Baudouin De Courtenay überarbeitete und bereitete die dritte und vierte Auflage von Dahls Wörterbuch radikal vor, machte es geordneter, klärte die Etymologien, korrigierte die Einteilung in Nester (Dals ist oft willkürlich) und fügte ihm auch neue Wörter hinzu, einschließlich der Einführung des Vulgärworts Das fehlte bei Dahl. Schimpfwörter. Für seine Ergänzungen wurde er heftig kritisiert; zu Sowjetzeiten wurde Dahls Baudouin-Wörterbuch nicht erneut veröffentlicht. Neuauflagen aus der Sowjetzeit basieren auf dem Originaltext der zweiten Auflage von Dahls Wörterbuch; Baudouins Version wird normalerweise als eigenständiges Wörterbuch betrachtet. Unter aktiver Beteiligung von De Courtenay wurde eine Reform der russischen Rechtschreibung vorbereitet, die zwischen 1917 und 1918 durchgeführt wurde.

Er war der erste professionelle Linguist, der sich ernsthaft mit den damals entstehenden künstlichen internationalen Sprachen befasste, und trat immer wieder als Befürworter von Esperanto auf.

Abschluss

Die Tatsache, dass in seiner historischen Forschung I.A. Baudouin De Courtenay war stets bestrebt, die allgemeine Entwicklungsrichtung der Sprachen zu ermitteln, was ihm ermöglichte, eines der wichtigsten Muster in der Geschichte der russischen Sprache zu verstehen. Baudouin de Courtenay entdeckte bei seiner Untersuchung schriftlicher Aufzeichnungen, dass viele scheinbar unterschiedliche phonologische Veränderungen denselben Trend widerspiegelten. Die Rolle der Vokale bei der Unterscheidung von Wörtern wurde immer schwächer, während die Rolle der Konsonanten im Gegenteil zunahm. De Courtenay glaubte, dass die Linguistik nicht nur in der Lage sein sollte, die Fakten der Vergangenheit zu erklären, sondern auch die Entwicklung von Sprachen in der Zukunft vorherzusagen. Baudouin De Courtenay hatte Recht: Und im 20. Jahrhundert entwickelt sich die russische Phonologie genau in die angegebene Richtung. Baudouin De Courtenay hatte auch Recht, dass die moderne Linguistik „lebenden, der Beobachtung zugänglichen Sprachen“ die größte Aufmerksamkeit schenkt; die Bedeutung des Experiments hat zugenommen; Die Linguistik nähert sich zunehmend der Psychologie und Soziologie an, Psycholinguistik und Soziolinguistik haben sich als Spezialdisziplinen herausgebildet.

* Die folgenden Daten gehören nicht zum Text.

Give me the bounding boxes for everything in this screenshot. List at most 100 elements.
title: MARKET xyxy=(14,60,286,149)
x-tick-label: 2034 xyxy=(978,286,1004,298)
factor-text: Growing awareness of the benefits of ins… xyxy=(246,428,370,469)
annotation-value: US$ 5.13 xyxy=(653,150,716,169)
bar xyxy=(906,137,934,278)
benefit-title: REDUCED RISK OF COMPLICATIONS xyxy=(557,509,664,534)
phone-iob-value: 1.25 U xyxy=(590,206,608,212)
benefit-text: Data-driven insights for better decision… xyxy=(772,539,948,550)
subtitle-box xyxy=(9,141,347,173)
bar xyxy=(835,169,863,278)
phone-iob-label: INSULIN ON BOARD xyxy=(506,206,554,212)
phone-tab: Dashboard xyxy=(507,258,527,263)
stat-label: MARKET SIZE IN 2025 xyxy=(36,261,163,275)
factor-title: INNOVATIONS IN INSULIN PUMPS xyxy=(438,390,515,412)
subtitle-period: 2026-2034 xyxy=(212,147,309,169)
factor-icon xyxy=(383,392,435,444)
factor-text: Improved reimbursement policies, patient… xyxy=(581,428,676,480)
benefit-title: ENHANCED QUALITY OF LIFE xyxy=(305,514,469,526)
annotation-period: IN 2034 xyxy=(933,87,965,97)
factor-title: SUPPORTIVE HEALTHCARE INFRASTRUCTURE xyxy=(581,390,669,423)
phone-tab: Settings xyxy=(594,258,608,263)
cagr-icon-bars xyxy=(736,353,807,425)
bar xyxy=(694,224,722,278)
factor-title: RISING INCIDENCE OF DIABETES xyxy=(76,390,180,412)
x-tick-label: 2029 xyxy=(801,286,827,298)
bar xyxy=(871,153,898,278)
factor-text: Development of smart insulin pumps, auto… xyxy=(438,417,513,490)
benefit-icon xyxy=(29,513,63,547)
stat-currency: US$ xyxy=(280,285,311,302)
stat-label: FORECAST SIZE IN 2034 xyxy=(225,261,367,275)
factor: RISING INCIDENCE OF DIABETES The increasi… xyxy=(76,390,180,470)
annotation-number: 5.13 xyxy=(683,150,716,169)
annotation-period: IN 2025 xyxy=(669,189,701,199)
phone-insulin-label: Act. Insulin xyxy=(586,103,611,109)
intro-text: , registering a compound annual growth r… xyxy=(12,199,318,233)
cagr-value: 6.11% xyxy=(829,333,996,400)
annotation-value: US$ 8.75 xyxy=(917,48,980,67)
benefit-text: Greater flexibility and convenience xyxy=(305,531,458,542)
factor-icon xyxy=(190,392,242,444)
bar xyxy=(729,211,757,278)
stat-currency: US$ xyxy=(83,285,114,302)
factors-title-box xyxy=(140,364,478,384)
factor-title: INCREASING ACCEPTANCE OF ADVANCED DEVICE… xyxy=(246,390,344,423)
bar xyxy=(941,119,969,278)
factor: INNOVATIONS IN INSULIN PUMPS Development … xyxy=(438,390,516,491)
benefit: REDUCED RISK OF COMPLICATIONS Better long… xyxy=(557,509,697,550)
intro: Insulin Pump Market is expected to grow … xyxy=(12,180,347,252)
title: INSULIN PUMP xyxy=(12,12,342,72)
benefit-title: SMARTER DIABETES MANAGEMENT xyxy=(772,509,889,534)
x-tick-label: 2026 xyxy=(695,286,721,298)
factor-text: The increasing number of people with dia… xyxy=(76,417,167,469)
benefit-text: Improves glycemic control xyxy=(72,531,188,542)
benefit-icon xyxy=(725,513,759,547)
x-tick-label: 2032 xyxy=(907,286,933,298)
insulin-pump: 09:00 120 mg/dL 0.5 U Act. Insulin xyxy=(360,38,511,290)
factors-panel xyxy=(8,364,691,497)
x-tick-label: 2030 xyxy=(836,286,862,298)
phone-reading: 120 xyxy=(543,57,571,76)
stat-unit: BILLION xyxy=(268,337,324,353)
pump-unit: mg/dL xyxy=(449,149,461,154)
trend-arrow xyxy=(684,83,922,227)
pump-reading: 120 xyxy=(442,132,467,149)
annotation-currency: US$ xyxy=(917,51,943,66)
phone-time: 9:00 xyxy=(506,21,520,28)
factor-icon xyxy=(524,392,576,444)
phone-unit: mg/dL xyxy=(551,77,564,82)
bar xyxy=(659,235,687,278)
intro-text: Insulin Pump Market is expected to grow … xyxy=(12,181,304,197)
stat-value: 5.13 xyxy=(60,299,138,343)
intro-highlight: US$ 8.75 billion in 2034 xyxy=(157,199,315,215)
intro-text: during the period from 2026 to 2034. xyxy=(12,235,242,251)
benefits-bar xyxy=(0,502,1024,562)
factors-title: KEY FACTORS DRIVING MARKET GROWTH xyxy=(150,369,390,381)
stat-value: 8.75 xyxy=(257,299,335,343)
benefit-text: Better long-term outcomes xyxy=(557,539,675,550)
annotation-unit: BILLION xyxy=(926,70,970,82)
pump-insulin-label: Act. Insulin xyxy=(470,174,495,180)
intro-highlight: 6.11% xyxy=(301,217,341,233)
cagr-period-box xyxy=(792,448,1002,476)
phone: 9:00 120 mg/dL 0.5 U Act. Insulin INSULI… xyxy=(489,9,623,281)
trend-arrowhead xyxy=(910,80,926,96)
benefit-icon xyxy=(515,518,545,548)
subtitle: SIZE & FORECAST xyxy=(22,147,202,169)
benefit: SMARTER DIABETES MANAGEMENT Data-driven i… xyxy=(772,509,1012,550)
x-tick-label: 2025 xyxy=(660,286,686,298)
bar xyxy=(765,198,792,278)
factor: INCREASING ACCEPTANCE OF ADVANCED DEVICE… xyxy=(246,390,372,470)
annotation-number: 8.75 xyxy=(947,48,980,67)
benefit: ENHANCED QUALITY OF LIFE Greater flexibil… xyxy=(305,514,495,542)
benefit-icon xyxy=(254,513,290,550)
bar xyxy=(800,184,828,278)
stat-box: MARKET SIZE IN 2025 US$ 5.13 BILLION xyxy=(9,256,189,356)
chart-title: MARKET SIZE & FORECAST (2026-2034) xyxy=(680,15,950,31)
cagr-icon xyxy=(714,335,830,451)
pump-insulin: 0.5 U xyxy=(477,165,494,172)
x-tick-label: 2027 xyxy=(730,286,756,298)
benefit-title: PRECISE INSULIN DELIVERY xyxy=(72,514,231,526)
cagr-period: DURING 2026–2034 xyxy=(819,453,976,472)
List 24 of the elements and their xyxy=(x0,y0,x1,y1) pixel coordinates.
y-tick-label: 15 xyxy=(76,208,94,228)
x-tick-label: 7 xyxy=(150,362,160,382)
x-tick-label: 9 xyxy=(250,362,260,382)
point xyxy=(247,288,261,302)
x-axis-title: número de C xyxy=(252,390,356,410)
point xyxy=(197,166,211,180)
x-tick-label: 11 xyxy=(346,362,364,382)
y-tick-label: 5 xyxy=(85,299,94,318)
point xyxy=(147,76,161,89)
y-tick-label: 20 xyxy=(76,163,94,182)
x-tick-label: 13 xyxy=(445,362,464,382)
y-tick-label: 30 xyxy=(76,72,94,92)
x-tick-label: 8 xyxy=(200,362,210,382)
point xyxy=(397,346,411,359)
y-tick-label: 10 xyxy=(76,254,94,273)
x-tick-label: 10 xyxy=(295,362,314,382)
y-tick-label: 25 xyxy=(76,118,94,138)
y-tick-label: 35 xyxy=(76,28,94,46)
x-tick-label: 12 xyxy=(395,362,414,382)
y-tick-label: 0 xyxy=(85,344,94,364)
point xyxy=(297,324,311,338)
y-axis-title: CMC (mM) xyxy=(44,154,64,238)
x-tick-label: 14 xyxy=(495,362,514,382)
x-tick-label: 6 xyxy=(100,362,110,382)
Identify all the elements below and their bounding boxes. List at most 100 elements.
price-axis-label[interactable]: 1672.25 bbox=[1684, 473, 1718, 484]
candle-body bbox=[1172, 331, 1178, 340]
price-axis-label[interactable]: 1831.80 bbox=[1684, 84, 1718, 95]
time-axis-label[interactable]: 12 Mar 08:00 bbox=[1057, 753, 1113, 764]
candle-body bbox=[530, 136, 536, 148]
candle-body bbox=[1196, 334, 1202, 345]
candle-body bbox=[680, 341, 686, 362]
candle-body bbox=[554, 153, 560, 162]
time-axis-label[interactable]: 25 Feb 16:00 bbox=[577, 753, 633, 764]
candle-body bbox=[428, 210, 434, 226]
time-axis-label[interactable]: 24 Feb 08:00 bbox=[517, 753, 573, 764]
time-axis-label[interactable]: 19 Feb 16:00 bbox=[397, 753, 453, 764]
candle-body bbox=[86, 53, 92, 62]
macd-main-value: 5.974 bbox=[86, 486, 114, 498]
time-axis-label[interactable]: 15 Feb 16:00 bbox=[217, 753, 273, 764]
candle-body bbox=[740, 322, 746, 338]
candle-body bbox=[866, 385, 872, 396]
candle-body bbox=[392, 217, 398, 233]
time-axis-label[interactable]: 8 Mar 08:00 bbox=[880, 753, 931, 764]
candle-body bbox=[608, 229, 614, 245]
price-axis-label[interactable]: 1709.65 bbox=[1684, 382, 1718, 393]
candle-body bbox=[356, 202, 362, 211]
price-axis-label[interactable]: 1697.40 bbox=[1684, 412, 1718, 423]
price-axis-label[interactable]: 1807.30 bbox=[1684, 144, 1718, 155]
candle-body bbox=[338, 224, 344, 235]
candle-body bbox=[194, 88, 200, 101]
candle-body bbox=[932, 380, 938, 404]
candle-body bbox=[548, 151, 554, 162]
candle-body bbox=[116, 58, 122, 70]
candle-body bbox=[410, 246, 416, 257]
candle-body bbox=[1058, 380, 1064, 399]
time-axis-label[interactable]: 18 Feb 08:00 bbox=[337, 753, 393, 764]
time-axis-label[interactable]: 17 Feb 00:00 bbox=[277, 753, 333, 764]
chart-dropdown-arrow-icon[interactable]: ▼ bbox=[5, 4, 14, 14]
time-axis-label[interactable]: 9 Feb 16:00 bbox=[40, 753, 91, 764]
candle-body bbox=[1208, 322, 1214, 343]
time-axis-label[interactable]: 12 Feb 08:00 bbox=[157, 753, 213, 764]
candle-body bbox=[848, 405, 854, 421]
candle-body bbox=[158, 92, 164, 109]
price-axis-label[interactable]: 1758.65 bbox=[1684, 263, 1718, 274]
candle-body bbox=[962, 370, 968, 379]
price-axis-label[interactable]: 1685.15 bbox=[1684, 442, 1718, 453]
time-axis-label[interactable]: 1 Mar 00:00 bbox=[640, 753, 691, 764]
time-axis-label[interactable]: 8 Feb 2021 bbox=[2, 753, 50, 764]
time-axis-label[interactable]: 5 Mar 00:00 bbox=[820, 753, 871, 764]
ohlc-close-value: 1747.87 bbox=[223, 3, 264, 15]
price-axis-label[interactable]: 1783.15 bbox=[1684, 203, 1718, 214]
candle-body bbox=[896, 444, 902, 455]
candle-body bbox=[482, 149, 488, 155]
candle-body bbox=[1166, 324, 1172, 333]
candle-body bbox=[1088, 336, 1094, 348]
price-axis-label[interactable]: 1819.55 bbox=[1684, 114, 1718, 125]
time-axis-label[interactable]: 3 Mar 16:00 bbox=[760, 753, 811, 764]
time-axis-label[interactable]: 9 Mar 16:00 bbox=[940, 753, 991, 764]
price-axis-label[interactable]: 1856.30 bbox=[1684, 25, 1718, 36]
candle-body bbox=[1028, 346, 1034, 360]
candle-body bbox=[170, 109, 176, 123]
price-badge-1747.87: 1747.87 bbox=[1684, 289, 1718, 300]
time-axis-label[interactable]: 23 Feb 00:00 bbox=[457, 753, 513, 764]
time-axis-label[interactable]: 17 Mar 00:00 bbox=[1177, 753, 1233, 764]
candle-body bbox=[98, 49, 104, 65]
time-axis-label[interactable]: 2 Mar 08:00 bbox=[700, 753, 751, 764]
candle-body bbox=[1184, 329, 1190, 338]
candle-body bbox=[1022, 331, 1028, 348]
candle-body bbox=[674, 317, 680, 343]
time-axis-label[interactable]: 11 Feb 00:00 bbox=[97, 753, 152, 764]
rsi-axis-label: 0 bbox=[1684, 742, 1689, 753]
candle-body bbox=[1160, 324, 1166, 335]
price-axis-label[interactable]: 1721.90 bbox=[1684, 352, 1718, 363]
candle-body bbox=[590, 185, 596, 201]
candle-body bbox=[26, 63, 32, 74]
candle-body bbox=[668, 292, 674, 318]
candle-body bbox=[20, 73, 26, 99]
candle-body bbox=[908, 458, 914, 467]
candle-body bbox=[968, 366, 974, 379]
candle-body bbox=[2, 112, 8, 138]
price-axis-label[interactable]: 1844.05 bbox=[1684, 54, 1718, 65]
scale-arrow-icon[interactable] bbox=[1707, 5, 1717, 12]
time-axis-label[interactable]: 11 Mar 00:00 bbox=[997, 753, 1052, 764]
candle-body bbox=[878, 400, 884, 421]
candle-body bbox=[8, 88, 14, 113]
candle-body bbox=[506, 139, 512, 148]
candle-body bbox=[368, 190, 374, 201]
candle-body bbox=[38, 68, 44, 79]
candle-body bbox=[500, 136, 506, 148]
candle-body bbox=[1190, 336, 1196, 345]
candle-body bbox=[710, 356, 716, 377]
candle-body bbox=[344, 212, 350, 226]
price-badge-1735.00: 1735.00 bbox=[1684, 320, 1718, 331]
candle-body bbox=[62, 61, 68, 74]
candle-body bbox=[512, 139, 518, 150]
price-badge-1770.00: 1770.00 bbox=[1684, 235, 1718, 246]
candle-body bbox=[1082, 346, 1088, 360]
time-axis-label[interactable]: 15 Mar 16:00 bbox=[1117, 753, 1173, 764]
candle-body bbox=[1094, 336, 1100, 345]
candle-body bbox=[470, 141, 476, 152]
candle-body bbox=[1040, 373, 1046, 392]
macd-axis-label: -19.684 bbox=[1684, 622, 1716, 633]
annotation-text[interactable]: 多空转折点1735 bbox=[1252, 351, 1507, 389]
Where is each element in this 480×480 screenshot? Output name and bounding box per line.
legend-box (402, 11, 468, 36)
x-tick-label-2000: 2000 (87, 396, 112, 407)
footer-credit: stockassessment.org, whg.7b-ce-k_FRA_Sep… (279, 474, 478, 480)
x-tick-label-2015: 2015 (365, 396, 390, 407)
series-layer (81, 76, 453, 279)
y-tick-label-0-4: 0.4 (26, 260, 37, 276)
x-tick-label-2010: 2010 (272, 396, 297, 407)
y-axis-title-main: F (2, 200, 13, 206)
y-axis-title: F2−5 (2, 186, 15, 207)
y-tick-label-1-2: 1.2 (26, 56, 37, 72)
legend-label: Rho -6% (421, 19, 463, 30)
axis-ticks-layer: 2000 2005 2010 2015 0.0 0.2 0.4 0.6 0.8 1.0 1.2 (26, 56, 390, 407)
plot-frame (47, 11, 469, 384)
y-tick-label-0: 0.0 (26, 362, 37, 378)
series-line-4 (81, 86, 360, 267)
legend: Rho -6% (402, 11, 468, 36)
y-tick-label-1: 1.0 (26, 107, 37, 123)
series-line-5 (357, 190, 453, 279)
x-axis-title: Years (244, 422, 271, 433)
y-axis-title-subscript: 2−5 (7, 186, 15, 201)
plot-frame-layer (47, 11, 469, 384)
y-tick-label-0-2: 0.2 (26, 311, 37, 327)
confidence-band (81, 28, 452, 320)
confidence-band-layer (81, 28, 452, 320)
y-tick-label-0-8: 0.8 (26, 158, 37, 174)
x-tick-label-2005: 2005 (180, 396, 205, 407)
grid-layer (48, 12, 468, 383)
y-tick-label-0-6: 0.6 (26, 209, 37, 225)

Schließlich ist die Linguistik, wie Baudouin-De Courtenay vorhersagte, zu einer „exakteren Wissenschaft“ geworden, die zunehmend „quantitatives, mathematisches Denken“ nutzt.

Courtenay bezeichnete sich selbst als „Autodidakt“ und betrachtete sich nicht als Schüler von irgendjemandem. In Russland gilt er zu Recht als nationaler Linguist. Iwan Alexandrowitsch war ein herausragender Linguist seiner Zeit. Er lebte ein langes und im Allgemeinen glückliches Leben, obwohl es die erzwungene Trennung von seinem Heimatland und sogar eine Inhaftierung beinhaltete. Die wissenschaftliche Tätigkeit von Baudouin De Courtenay war vielfältig, voller Forschung und Kreativität.

Courtenay leistete einen unschätzbaren Beitrag zur Sprachwissenschaft; er entwickelte verschiedene Methoden und Theorien der Sprachentwicklung und trug zu ihrer Unterteilung in spezielle Systeme bei. Er war seiner Zeit voraus und viele der von ihm geäußerten Ideen wurden erst Jahrzehnte später in der Linguistik vertieft.

2. Enzyklopädie für Kinder. Linguistik. Russisch. (Chefredakteurin M. Aksyonova).

3. Enzyklopädisches Wörterbuch eines jungen Philologen (Linguistik). (Chefredakteur G. V. Stepanov).

4. „Baudouin de Courtenay Iwan Andrejewitsch.“ (Artikel aus dem Enzyklopädischen Wörterbuch von Brockhaus und Efron)

5. „Ausgewählte Werke zur allgemeinen Sprachwissenschaft.“ (Baudouin De Courtenay I.A. 1963)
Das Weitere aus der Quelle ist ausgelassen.